Kruso Kapital emette una Credit Linked Note da 3,4 milioni di euro

Kruso Kapital ha perfezionato l’emissione della quinta Credit Linked Note (CLN) per un valore complessivo di 3,4 milioni di euro, riservata a investitori qualificati. Lo strumento è collegato a un portafoglio di crediti su pegno garantiti prevalentemente da beni in oro, prevede una cedola annua del 5,5% e una durata stimata compresa tra sei e otto mesi. Nell’aprile 2025 Kruso Kapital ha emesso un’altra CLN di 2 milioni di euro con sottostante un portafoglio di crediti su pegno.

Kruso Kapital, quotata sul sistema multilaterale di negoziazione Euronext Growth Milan di Borsa Italiana e sottoposta a direzione e coordinamento di Banca CF+, opera nel settore del credito su pegno con i marchi ProntoPegno in Italia e in Grecia e Crédito Económico Popular in Portogallo. La società è presente con 16 filiali in Italia, una ad Atene e 16 tra Lisbona e Porto, per un totale di 154 risorse. Attraverso Kruso Art, è inoltre attiva nel mercato dell’arte moderna, contemporanea e antica.

Il piano industriale al 2028 di Kruso Kapital

Il consiglio di amministrazione di Kruso Kapital ha approvato l’aggiornamento del piano industriale 2026-2028, migliorativo rispetto alla versione presentata a maggio 2026, a seguito della revisione del programma di funding che punta a una gestione più efficiente e diversificata delle fonti di finanziamento.

Il piano conferma i driver di crescita dei crediti verso la clientela, sostenuti dallo sviluppo organico e da iniziative di espansione commerciale e territoriale. A fine 2028, Kruso Kapital punta a raggiungere 206 milioni di euro di crediti alla clientela, con un CAGR 2025-2028 del +9,9%, e un margine di intermediazione di 43,7 milioni (rispetto ai 42 milioni comunicati in precedenza), con un CAGR del +6,9% (vs +5,5%). Per il 2026, il margine di intermediazione è atteso in crescita del +3,2% a circa 36,9 milioni, grazie a una prevista espansione degli impieghi del 12% anno su anno a circa 173,5 milioni.

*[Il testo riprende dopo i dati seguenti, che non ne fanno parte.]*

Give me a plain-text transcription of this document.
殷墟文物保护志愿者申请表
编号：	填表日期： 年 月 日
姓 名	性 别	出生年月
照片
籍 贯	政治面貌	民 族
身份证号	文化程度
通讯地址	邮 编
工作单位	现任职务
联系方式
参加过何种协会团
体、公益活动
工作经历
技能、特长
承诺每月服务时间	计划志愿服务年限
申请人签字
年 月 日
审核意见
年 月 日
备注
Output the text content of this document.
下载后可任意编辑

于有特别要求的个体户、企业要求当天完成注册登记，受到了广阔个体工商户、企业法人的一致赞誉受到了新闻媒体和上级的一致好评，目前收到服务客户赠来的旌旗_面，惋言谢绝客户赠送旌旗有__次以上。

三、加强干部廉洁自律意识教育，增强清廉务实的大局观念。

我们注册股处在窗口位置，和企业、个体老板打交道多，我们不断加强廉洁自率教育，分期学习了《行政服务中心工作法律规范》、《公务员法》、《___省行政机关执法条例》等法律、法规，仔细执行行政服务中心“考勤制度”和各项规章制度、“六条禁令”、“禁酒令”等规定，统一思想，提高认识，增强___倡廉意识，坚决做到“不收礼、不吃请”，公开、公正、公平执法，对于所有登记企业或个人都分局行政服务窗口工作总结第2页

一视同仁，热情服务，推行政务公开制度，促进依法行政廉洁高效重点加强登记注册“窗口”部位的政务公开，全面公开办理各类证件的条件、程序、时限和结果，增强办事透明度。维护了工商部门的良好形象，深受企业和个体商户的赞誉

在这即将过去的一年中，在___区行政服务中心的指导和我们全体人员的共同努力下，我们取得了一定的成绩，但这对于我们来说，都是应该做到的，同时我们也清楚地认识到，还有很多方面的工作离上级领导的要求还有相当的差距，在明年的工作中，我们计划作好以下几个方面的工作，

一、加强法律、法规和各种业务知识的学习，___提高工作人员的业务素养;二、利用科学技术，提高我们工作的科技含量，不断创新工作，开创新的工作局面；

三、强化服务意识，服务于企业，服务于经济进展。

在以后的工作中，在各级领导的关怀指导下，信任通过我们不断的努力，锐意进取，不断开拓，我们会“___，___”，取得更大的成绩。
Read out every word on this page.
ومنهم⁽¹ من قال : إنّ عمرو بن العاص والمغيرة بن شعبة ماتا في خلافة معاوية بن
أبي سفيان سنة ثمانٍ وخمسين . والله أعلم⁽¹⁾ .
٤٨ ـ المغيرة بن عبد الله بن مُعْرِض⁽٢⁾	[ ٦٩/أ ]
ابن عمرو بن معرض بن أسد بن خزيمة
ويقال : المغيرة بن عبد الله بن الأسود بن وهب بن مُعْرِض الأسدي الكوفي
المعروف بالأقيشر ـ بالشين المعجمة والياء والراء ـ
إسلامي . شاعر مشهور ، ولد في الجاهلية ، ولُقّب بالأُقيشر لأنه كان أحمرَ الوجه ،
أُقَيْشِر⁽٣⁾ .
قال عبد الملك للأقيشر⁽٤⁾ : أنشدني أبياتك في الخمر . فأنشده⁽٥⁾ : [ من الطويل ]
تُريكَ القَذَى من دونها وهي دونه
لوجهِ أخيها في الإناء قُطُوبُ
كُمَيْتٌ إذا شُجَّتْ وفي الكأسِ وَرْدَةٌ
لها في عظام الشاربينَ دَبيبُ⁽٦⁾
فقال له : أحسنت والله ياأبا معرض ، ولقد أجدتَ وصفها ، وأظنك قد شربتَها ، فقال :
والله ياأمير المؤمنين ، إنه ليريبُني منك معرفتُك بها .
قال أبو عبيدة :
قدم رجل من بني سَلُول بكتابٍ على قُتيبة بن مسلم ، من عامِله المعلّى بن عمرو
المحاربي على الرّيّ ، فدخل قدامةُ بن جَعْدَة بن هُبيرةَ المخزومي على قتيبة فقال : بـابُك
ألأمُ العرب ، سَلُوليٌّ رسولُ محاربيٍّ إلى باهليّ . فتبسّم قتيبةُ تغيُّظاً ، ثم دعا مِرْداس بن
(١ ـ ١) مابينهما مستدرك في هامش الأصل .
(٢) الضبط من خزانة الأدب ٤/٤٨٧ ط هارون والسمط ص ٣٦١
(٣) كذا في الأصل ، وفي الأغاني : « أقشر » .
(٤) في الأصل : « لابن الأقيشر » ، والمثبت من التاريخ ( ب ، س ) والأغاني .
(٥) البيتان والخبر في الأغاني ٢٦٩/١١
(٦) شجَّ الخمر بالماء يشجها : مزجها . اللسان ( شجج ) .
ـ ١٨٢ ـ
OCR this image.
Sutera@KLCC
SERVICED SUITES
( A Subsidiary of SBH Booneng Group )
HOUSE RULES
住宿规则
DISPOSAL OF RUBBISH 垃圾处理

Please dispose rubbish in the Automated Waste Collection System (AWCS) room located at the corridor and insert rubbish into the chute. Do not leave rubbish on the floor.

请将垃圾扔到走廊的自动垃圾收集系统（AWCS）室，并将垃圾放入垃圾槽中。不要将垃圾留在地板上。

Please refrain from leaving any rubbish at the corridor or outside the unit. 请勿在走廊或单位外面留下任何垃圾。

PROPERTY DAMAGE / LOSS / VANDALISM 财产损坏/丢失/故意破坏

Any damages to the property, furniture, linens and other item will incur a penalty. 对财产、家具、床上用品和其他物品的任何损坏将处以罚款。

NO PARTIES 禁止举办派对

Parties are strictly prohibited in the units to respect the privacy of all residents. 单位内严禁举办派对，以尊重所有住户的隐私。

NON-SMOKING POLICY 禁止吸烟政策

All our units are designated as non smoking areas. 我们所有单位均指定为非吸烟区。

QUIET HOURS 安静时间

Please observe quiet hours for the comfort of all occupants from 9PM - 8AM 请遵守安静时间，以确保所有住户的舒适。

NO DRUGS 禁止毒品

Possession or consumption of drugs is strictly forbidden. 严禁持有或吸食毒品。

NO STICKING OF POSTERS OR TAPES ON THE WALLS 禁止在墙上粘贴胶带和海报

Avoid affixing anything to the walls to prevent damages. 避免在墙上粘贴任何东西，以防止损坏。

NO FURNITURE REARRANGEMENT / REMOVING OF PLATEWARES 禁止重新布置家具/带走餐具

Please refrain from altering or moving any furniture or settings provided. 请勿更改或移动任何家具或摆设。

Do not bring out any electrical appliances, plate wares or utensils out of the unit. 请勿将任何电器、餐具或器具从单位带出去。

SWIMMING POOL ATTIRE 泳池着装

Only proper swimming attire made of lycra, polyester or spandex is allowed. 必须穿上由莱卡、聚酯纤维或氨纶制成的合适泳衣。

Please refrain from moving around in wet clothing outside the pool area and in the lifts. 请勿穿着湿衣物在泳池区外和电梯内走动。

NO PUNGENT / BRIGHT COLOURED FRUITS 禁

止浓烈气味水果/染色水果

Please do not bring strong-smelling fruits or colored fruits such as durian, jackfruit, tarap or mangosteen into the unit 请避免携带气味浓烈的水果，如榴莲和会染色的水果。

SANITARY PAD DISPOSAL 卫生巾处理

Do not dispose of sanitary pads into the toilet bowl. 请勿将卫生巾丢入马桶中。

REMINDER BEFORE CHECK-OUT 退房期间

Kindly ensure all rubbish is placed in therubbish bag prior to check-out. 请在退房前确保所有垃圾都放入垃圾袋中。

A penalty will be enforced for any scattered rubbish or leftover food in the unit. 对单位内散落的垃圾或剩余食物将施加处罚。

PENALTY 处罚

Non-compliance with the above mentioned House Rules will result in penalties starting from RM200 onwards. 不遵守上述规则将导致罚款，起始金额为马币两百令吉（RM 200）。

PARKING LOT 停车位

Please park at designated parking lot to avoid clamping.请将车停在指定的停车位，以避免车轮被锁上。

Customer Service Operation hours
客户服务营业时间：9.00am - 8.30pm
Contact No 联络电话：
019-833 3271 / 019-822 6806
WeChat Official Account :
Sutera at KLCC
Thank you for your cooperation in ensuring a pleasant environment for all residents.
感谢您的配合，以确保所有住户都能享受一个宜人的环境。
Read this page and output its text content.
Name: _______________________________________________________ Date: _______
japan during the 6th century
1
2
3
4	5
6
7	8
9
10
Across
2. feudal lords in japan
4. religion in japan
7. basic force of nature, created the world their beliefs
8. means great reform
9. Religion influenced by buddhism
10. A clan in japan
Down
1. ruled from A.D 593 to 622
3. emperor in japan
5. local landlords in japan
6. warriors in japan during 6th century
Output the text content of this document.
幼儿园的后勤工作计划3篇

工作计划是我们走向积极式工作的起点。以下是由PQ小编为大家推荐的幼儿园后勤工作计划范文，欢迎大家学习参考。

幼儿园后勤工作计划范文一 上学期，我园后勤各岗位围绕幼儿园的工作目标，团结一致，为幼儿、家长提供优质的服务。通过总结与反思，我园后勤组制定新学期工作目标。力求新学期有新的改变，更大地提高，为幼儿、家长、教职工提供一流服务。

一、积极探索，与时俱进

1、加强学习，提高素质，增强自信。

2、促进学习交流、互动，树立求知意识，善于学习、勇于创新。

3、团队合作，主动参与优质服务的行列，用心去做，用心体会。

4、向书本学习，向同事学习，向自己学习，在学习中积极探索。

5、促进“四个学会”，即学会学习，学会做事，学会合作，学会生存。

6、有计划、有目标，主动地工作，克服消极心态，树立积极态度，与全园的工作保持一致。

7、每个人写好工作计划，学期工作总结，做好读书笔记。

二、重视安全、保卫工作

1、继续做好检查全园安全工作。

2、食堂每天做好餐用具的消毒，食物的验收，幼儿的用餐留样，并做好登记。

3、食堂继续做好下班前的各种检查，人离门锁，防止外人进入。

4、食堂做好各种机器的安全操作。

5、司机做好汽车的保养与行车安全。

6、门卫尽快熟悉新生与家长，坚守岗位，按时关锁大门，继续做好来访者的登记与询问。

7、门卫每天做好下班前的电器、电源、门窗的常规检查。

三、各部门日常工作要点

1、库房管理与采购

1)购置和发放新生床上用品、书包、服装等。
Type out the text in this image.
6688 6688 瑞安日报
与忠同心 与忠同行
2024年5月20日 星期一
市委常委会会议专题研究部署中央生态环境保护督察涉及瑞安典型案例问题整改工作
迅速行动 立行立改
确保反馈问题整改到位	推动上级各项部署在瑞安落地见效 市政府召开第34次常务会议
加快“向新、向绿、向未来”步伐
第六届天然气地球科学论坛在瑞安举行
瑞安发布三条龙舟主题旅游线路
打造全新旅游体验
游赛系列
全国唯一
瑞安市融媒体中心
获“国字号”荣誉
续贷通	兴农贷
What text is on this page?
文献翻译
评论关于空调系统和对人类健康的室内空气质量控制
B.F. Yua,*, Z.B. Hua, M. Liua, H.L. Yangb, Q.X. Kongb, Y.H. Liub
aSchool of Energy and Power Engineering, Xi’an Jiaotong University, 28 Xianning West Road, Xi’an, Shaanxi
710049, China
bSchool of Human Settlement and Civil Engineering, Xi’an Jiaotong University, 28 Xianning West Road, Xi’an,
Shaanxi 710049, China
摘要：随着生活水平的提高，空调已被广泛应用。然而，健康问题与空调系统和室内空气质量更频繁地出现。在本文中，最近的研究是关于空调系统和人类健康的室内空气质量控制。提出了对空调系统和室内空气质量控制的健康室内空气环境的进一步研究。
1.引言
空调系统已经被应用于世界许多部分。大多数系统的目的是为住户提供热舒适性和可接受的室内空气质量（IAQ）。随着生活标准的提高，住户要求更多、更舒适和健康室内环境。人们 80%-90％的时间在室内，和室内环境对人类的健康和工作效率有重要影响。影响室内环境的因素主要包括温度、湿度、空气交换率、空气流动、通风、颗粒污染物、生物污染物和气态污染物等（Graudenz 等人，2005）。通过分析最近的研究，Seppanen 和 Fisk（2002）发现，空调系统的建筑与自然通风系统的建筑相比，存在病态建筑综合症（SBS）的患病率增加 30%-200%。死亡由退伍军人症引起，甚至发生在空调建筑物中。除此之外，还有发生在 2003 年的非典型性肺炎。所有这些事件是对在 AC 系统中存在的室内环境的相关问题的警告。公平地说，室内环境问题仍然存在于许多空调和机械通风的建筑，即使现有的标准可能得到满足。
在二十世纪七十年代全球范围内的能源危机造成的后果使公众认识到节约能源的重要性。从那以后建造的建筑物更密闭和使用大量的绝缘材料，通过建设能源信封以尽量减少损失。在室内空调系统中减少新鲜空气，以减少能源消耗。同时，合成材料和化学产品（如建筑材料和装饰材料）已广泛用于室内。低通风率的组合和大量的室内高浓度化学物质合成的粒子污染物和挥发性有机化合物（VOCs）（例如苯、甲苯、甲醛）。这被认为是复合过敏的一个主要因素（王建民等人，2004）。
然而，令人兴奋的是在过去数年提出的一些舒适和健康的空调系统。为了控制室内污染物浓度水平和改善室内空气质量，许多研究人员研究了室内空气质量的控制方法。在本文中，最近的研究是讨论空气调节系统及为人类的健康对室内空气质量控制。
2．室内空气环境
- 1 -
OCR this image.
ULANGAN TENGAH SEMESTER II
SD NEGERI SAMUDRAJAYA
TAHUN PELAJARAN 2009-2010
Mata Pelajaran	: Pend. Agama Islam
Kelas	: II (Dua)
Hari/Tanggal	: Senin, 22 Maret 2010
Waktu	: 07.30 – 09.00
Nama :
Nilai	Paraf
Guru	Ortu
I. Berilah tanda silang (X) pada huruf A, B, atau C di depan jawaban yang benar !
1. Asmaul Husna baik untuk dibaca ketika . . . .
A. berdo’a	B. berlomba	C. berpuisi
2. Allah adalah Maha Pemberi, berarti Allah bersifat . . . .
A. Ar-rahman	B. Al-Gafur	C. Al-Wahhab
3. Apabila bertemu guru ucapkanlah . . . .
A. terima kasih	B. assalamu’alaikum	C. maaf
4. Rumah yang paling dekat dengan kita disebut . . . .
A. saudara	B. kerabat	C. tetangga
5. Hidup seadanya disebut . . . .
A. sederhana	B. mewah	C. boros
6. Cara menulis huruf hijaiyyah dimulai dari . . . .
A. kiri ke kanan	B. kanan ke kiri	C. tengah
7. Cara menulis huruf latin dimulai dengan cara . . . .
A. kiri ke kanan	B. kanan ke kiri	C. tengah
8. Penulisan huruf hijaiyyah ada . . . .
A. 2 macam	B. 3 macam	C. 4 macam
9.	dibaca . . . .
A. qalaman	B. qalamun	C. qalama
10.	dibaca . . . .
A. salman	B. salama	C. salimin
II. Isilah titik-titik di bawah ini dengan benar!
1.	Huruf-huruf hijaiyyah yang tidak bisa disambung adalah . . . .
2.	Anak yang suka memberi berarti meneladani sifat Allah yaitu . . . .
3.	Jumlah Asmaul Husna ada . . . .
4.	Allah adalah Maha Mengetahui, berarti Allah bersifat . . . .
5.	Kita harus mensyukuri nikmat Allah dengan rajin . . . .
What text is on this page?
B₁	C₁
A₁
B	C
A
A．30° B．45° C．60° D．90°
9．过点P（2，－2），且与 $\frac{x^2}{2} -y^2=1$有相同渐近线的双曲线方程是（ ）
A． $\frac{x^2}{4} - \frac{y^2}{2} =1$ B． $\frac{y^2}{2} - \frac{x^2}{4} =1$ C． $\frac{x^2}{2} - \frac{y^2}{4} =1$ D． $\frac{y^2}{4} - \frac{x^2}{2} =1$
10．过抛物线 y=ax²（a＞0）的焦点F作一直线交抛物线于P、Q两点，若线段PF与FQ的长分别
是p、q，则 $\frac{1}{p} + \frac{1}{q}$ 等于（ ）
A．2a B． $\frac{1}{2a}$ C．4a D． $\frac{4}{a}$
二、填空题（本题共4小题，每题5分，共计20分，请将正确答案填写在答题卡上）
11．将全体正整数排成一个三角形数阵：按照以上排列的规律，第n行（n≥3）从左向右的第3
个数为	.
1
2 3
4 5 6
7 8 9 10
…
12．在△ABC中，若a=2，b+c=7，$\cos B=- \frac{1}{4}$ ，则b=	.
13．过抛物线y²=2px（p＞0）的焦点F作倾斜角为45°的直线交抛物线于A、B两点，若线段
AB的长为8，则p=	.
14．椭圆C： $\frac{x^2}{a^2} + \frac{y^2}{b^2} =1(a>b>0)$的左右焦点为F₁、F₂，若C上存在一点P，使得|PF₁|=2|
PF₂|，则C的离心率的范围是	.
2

Sul fronte dei costi, il Cost/Income ratio è previsto in aumento dal 61,2% del 2025 al 73,2% nel 2026, per effetto degli investimenti, dell’apertura di nuove filiali e del percorso di deconsolidamento dal gruppo bancario facente capo a Banca CF+. Nel corso del triennio, i miglioramenti di efficienza operativa dovrebbero riportare l’indicatore intorno al 62,4% a fine 2028 (vs il 65% comunicato in precedenza). Il Total Capital Ratio (TCR) su base consolidata, nell’ipotesi di applicazione della CRR3, è stimato in media superiore al 12% su base trimestrale, rispetto al minimo regolamentare dell’8%.

Espansione geografica e diversificazione del funding

La crescita degli impieghi sarà sostenuta da un’articolata strategia geografica: in Italia, attraverso l’incremento della clientela sulla rete esistente, l’apertura della nuova filiale di Genova e l’acquisto di portafogli di crediti; in Portogallo, dove Crédito Económico Popular prevede l’apertura di quattro nuove filiali nel triennio; in Grecia, dove Pronto Pegno beneficerà di crescita organica e dell’apertura di due nuove filiali.

Sul fronte del funding, il piano prevede una progressiva diversificazione delle fonti di raccolta, riducendo la dipendenza dal gruppo bancario di appartenenza e privilegiando strumenti finanziari diversificati. In particolare, rispetto alla versione precedente del piano, è previsto un minor ricorso alla cartolarizzazione a favore di forme di raccolta più convenienti. Il costo del funding evolverà in linea con lo scenario dei tassi di mercato e con gli spread ipotizzati per le diverse forme tecniche.